¿El incendio de Notre-Dame simboliza un fin de ciclo?

Un día antes del incendio de Notre-Dame, andaba yo por las calles de la antigua capital de Tenerife, San Cristóbal de La Laguna. Era el domingo de Ramos, y algunas personas caminaban con sus palmas, mientras que otros se dirigían a la catedral lagunera con su ropa de nazareno bajo el brazo.

Era un día soleado (algo inusual en ese lugar), así que entre el buen tiempo y la mejor compañía, acabé hablando de astrología y de los tiempos en que vivimos. Y mencioné las catedrales góticas. No sabía que un día después, ya de vuelta en Gran Canaria, la misma persona con la que hablé en Tenerife de arte gótico, me avisaría del incendio de París (a veces la realidad es un ovillo que se deshace entre las uñas de un gato juguetón).

Tengo escrito por ahí que hay un paralelismo, según yo lo veo, entre el siglo XIII y el momento actual. Estamos empezando un ciclo similar al que alumbró aquella época, y de algún modo, todo es parecido pero también diferente.

La Catedral de Nuestra Señora de París fue edificada en un período de casi dos siglos entre 1163 y 1345, así que es un producto de esa época, de ese cambio de ciclo. Mientras se construía, unos jinetes a caballo, los mongoles, alzaban un imperio en oriente, el más grande que nunca se ha extendido sobre tierra firme. No tardaron en fijar su capital en Pekín, la ciudad que se convirtió, y se está convirtiendo ahora de nuevo, en el eje del mundo.

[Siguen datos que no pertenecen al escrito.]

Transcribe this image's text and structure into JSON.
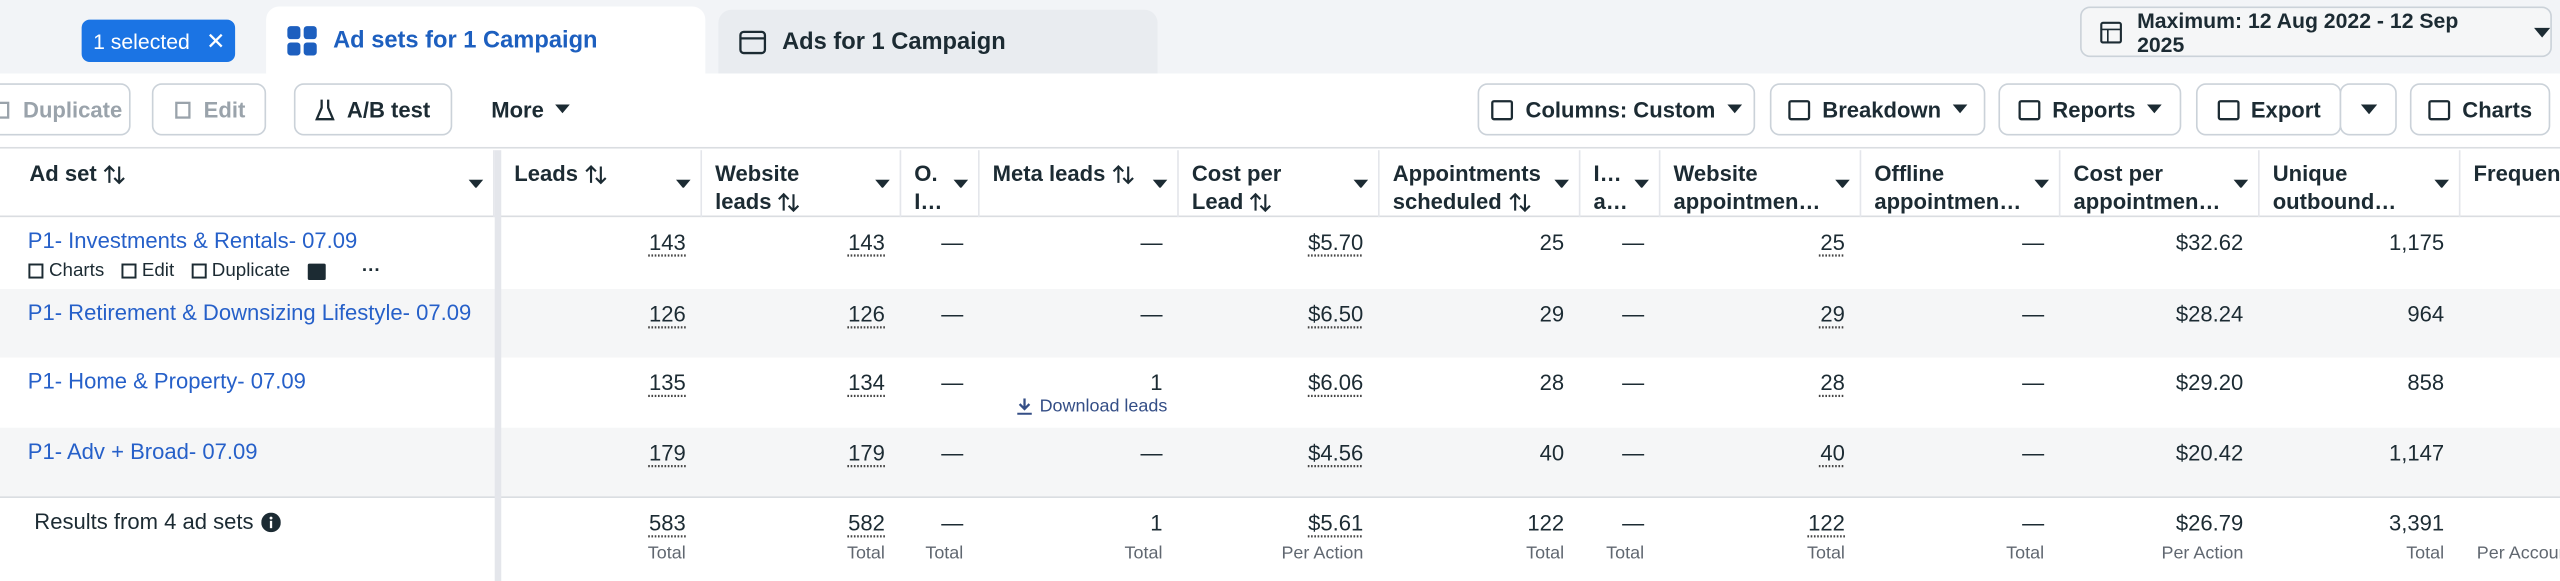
{
  "tabs": {
    "selected_chip": "1 selected",
    "items": [
      "Ad sets for 1 Campaign",
      "Ads for 1 Campaign"
    ]
  },
  "date_range": "Maximum: 12 Aug 2022 - 12 Sep 2025",
  "toolbar": {
    "left": [
      "Duplicate",
      "Edit",
      "A/B test",
      "More"
    ],
    "right": [
      "Columns: Custom",
      "Breakdown",
      "Reports",
      "Export",
      "Charts"
    ]
  },
  "table": {
    "columns": [
      "Ad set",
      "Leads",
      "Website leads",
      "O. I…",
      "Meta leads",
      "Cost per Lead",
      "Appointments scheduled",
      "I… a…",
      "Website appointmen…",
      "Offline appointmen…",
      "Cost per appointmen…",
      "Unique outbound…",
      "Frequency"
    ],
    "rows": [
      {
        "name": "P1- Investments & Rentals- 07.09",
        "actions": [
          "Charts",
          "Edit",
          "Duplicate"
        ],
        "cells": [
          "143",
          "143",
          "—",
          "—",
          "$5.70",
          "25",
          "—",
          "25",
          "—",
          "$32.62",
          "1,175"
        ]
      },
      {
        "name": "P1- Retirement & Downsizing Lifestyle- 07.09",
        "cells": [
          "126",
          "126",
          "—",
          "—",
          "$6.50",
          "29",
          "—",
          "29",
          "—",
          "$28.24",
          "964"
        ]
      },
      {
        "name": "P1- Home & Property- 07.09",
        "meta_leads_action": "Download leads",
        "cells": [
          "135",
          "134",
          "—",
          "1",
          "$6.06",
          "28",
          "—",
          "28",
          "—",
          "$29.20",
          "858"
        ]
      },
      {
        "name": "P1- Adv + Broad- 07.09",
        "cells": [
          "179",
          "179",
          "—",
          "—",
          "$4.56",
          "40",
          "—",
          "40",
          "—",
          "$20.42",
          "1,147"
        ]
      }
    ],
    "footer": {
      "label": "Results from 4 ad sets",
      "cells": [
        {
          "value": "583",
          "note": "Total"
        },
        {
          "value": "582",
          "note": "Total"
        },
        {
          "value": "—",
          "note": "Total"
        },
        {
          "value": "1",
          "note": "Total"
        },
        {
          "value": "$5.61",
          "note": "Per Action"
        },
        {
          "value": "122",
          "note": "Total"
        },
        {
          "value": "—",
          "note": "Total"
        },
        {
          "value": "122",
          "note": "Total"
        },
        {
          "value": "—",
          "note": "Total"
        },
        {
          "value": "$26.79",
          "note": "Per Action"
        },
        {
          "value": "3,391",
          "note": "Total"
        },
        {
          "value": "",
          "note": "Per Account"
        }
      ]
    }
  }
}
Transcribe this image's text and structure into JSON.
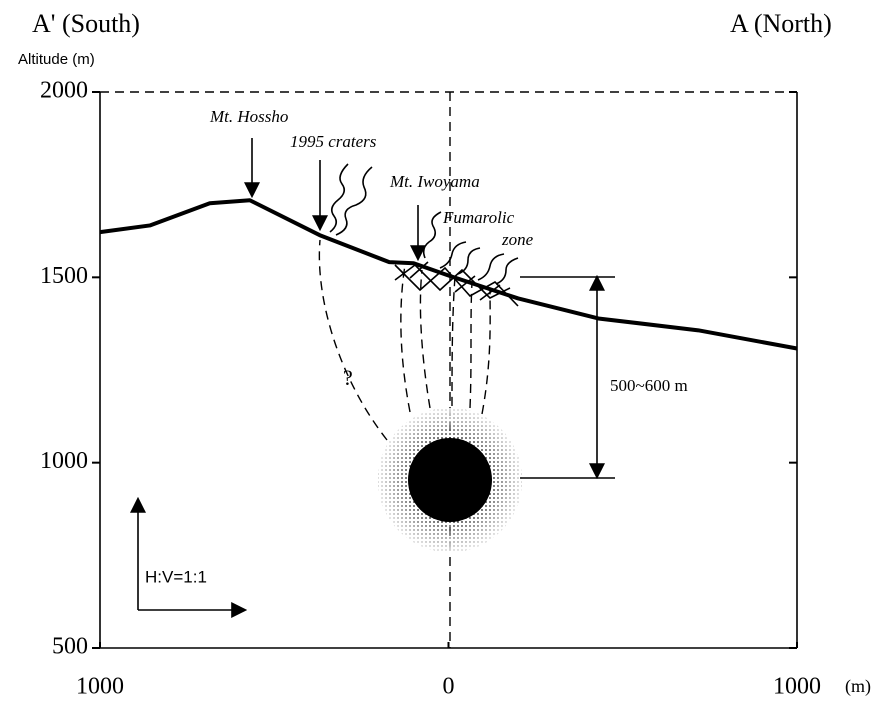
{
  "chart_data": {
    "type": "line",
    "left_label": "A' (South)",
    "right_label": "A (North)",
    "y_label": "Altitude (m)",
    "x_unit": "(m)",
    "x": [
      -1000,
      -857,
      -685,
      -570,
      -370,
      -170,
      -100,
      0,
      200,
      430,
      717,
      1000
    ],
    "values": [
      1622,
      1640,
      1700,
      1708,
      1614,
      1541,
      1538,
      1505,
      1443,
      1389,
      1357,
      1308
    ],
    "color": "#000000",
    "xlim": [
      -1000,
      1000
    ],
    "xticks": [
      {
        "value": -1000,
        "label": "1000"
      },
      0,
      1000
    ],
    "ylim": [
      500,
      2000
    ],
    "yticks": [
      500,
      1000,
      1500,
      2000
    ],
    "annotations": {
      "mt_hossho": "Mt. Hossho",
      "craters": "1995 craters",
      "mt_iwoyama": "Mt. Iwoyama",
      "fumarolic": "Fumarolic",
      "zone": "zone",
      "question": "?",
      "depth": "500~600 m",
      "scale": "H:V=1:1"
    }
  }
}
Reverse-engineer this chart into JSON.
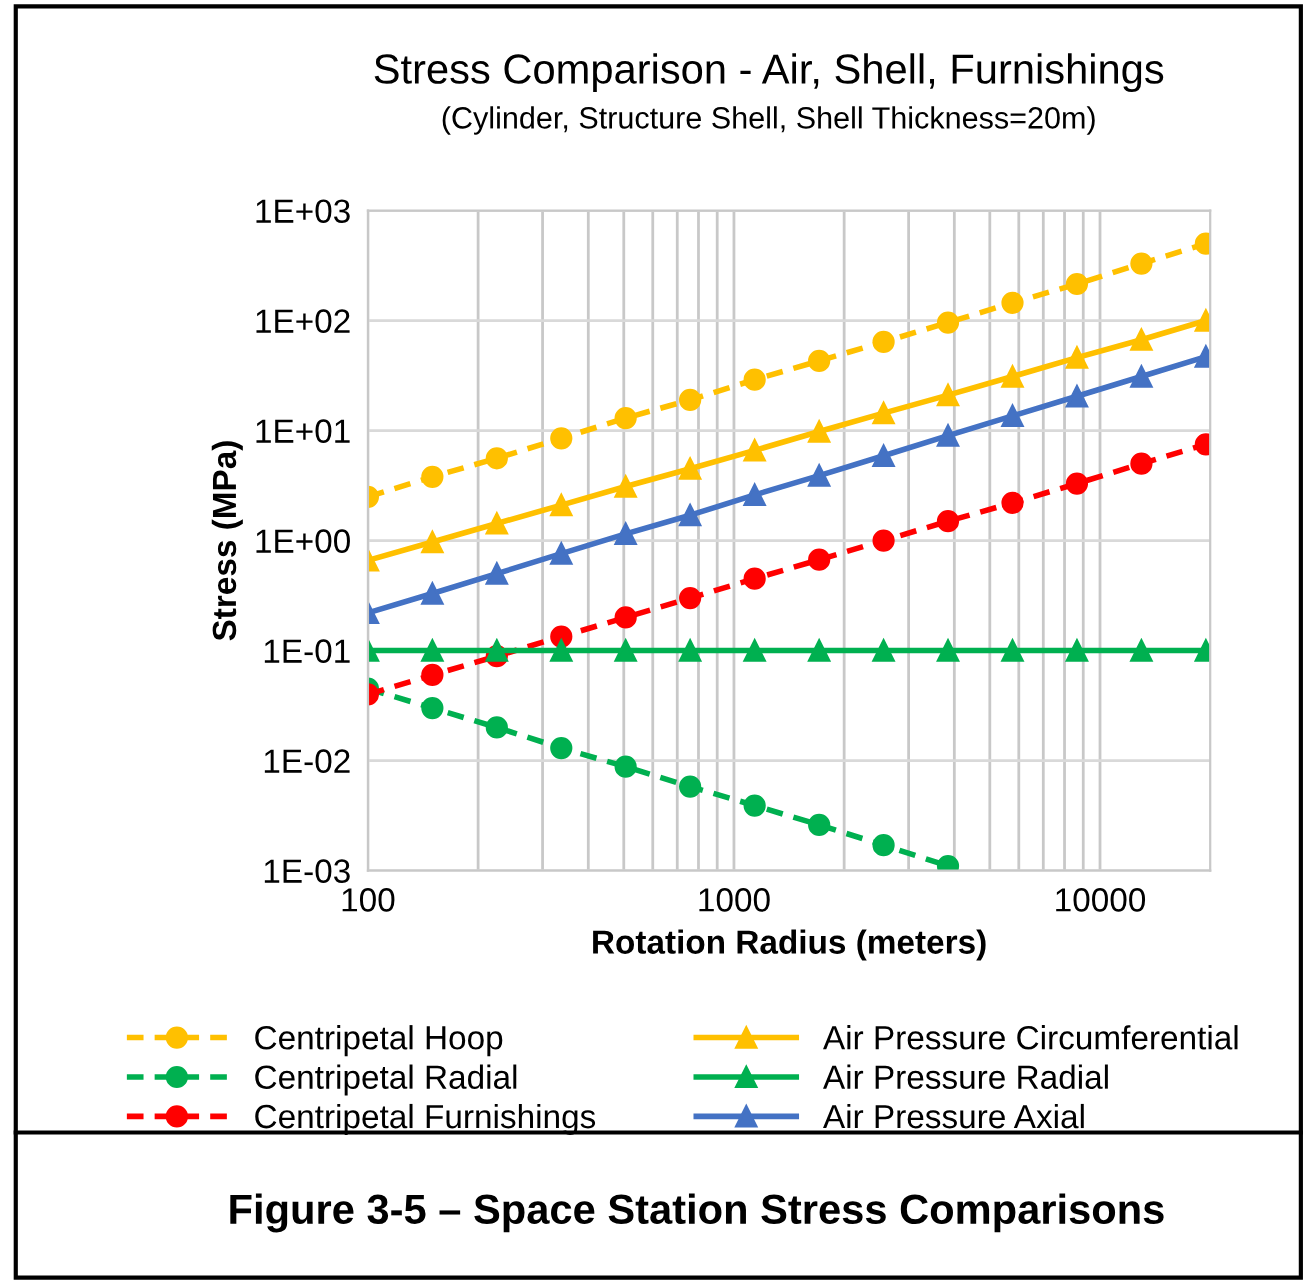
{
  "chart_data": {
    "type": "line",
    "title": "Stress Comparison - Air, Shell, Furnishings",
    "subtitle": "(Cylinder, Structure Shell, Shell Thickness=20m)",
    "xlabel": "Rotation Radius (meters)",
    "ylabel": "Stress (MPa)",
    "annotations": [
      "Figure 3-5 – Space Station Stress Comparisons"
    ],
    "x": [
      100,
      150,
      225,
      337.5,
      506,
      759,
      1139,
      1709,
      2563,
      3844,
      5767,
      8650,
      12975,
      19462
    ],
    "log": "xy",
    "xlim": [
      100,
      20000
    ],
    "xticks": [
      100,
      1000,
      10000
    ],
    "ylim": [
      0.001,
      1000
    ],
    "yticks": [
      {
        "value": 0.001,
        "label": "1E-03"
      },
      {
        "value": 0.01,
        "label": "1E-02"
      },
      {
        "value": 0.1,
        "label": "1E-01"
      },
      {
        "value": 1,
        "label": "1E+00"
      },
      {
        "value": 10,
        "label": "1E+01"
      },
      {
        "value": 100,
        "label": "1E+02"
      },
      {
        "value": 1000,
        "label": "1E+03"
      }
    ],
    "grid": true,
    "legend": "bottom",
    "series": [
      {
        "name": "Centripetal Hoop",
        "color": "#ffc000",
        "marker": "circle",
        "line_style": "dashed",
        "values": [
          2.5,
          3.8,
          5.6,
          8.5,
          13,
          19,
          29,
          43,
          64,
          96,
          145,
          215,
          330,
          500
        ]
      },
      {
        "name": "Centripetal Radial",
        "color": "#00b050",
        "marker": "circle",
        "line_style": "dashed",
        "values": [
          0.045,
          0.03,
          0.02,
          0.013,
          0.0088,
          0.0058,
          0.0039,
          0.0026,
          0.0017,
          0.0011,
          null,
          null,
          null,
          null
        ]
      },
      {
        "name": "Centripetal Furnishings",
        "color": "#ff0000",
        "marker": "circle",
        "line_style": "dashed",
        "values": [
          0.04,
          0.06,
          0.089,
          0.134,
          0.2,
          0.3,
          0.45,
          0.67,
          1.0,
          1.5,
          2.2,
          3.3,
          5.0,
          7.5
        ]
      },
      {
        "name": "Air Pressure Circumferential",
        "color": "#ffc000",
        "marker": "triangle",
        "line_style": "solid",
        "values": [
          0.66,
          0.97,
          1.43,
          2.1,
          3.1,
          4.5,
          6.6,
          9.8,
          14.4,
          21,
          31,
          46,
          67,
          100
        ]
      },
      {
        "name": "Air Pressure Radial",
        "color": "#00b050",
        "marker": "triangle",
        "line_style": "solid",
        "values": [
          0.1,
          0.1,
          0.1,
          0.1,
          0.1,
          0.1,
          0.1,
          0.1,
          0.1,
          0.1,
          0.1,
          0.1,
          0.1,
          0.1
        ]
      },
      {
        "name": "Air Pressure Axial",
        "color": "#4472c4",
        "marker": "triangle",
        "line_style": "solid",
        "values": [
          0.22,
          0.33,
          0.5,
          0.76,
          1.15,
          1.7,
          2.6,
          3.9,
          5.9,
          9,
          13.6,
          20.5,
          31,
          47
        ]
      }
    ]
  }
}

Europa salía de un momento difícil, el cambio de milenio, y entraba en una época espiritualmente compleja.

Por un lado, la religión estaba infiltrada en el inconsciente colectivo, del mismo modo que las ideologías contemporáneas nos invaden por todos los poros de nuestra psique a través de los medios de comunicación y las redes sociales. Pero por otro, surgen movimientos espirituales contestatarios. En el sur de Francia, los cátaros, los “puros”, predican el amor y la simplicidad. Dentro de la iglesia, el arte románico, asentado en la tierra, da paso al gótico. Los muros se aligeran, las iglesias crecen. El ser humano ya no quiere ser un gusano que se arrastra por el suelo y aspira a la elevación. Notre-Dame es un ejemplo de esa aspiración.

En un tiempo como este, donde las noticias son de usar y tirar, es fácil que un hecho como este pase desapercibido. En unos días, en horas quizás, el humo se despejará del cielo de París, y el incendio dejará de tener ningún interés. Se achacará a una imprudencia o a lo que sea, y se hablará de restaurarlo todo. Pero lo que me importa es el símbolo, la sincronía. Aquello que surgió al principio de un ciclo, es arrasado al final del mismo.

Decía uno de los maestros, Joseph Campbell, que la ciudad medieval se edificaba en torno a la catedral como la ciudad moderna se edifica en torno a los edificios de negocios. Cada época tiene sus dioses, desde el colérico Yavé hasta el sinuoso dinero. La religión ha cambiado, pero el espíritu rebelde no ha muerto. Y renacerá.

Los herejes de aquel tiempo acabaron mal. Los últimos cátaros se arrojaron a las hogueras en Montsegur. ¿Qué ocurrirá con las herejías espirituales del siglo XXI, esas que están naciendo y que todavía no sabemos cómo serán?

Como escribí hace unos días: los tiempos se precipitan.